Marijuana production companies — there are more than 60 approved by Health Canada now — need a “huge number of trained scientists,” Zheng noted.
Then there are the potential medical applications associated with marijuana — there are more than 150 compounds found in cannabis that need to be explored, Dixon said.
Another big area is vertical farming — where crops are grown in stacks in vast warehouses with artificial lighting, either in solution or with soilless products — that can allow cold-climate countries to grow food year round, Dixon said.
The results of research on marijuana — driven by interest from the cannabis industry — could be applied to other areas, he explained.
“The funding isn’t coming from food, which has the lowest possible margin as a commodity, but pharmaceuticals,” Dixon said.
“But we can use this research to develop life-support technology, as in food, which can become an economic engine for a country like Canada that will carry us for the next 300 years.”
The dean of the Ontario Agricultural College, at the University of Guelph said the cannabis industry is also expected to help draw new students to the school’s programs.
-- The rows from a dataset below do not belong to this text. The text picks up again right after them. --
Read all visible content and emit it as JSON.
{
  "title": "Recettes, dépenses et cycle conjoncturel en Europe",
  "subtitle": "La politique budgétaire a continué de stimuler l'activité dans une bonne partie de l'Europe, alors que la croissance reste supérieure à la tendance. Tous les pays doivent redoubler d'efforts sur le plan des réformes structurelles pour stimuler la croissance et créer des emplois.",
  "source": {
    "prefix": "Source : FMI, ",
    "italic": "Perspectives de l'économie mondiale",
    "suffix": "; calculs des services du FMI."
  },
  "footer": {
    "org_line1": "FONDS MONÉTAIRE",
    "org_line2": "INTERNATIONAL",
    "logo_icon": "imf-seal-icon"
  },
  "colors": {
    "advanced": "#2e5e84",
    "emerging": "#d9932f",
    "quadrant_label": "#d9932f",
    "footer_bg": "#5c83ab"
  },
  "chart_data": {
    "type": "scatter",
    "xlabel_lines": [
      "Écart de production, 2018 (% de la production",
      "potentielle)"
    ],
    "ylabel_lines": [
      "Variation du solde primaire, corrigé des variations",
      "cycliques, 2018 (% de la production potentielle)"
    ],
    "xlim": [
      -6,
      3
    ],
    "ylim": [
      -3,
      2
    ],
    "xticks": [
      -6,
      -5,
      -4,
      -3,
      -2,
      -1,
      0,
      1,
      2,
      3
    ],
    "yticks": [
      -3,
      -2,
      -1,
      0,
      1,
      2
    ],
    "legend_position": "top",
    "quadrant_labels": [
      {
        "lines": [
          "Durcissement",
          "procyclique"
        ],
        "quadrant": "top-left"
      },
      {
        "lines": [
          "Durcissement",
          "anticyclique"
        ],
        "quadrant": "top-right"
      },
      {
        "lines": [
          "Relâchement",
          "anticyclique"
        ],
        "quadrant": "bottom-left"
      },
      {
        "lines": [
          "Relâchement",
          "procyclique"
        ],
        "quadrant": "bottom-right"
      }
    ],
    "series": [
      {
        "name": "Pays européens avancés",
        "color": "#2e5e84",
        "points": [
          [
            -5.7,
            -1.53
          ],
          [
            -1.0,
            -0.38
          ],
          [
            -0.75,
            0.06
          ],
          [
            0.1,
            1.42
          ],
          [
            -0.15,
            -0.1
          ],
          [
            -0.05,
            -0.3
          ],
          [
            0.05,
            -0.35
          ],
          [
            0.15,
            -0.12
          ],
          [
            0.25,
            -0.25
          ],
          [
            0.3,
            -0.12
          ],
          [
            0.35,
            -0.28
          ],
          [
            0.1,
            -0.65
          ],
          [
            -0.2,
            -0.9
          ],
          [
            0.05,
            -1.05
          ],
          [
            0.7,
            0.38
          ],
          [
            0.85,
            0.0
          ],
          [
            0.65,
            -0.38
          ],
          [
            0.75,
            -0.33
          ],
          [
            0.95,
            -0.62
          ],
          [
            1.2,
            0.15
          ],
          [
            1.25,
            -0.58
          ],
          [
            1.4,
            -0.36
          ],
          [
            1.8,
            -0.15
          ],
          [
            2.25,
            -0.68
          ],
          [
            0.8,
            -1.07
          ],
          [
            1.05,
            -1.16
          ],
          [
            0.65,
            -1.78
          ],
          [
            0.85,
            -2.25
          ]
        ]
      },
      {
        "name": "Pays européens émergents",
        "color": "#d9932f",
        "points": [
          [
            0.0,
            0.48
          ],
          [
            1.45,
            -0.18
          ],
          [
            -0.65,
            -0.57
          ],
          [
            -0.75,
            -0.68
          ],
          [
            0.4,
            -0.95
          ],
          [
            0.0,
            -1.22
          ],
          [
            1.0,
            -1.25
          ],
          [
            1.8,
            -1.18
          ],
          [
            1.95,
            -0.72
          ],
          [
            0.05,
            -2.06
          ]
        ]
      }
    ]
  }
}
“One of our greatest challenges is recruiting people into our programs because people typically don’t understand the fact that agriculture and food are high-tech, high-growth sectors and demand an awful lot of people for really interesting careers,” said Rene Van Acker.
“The cannabis industry is doing us a favour by drawing a lot of attention to the sector and drawing attention to the fact it is a high-skill, high-tech area.”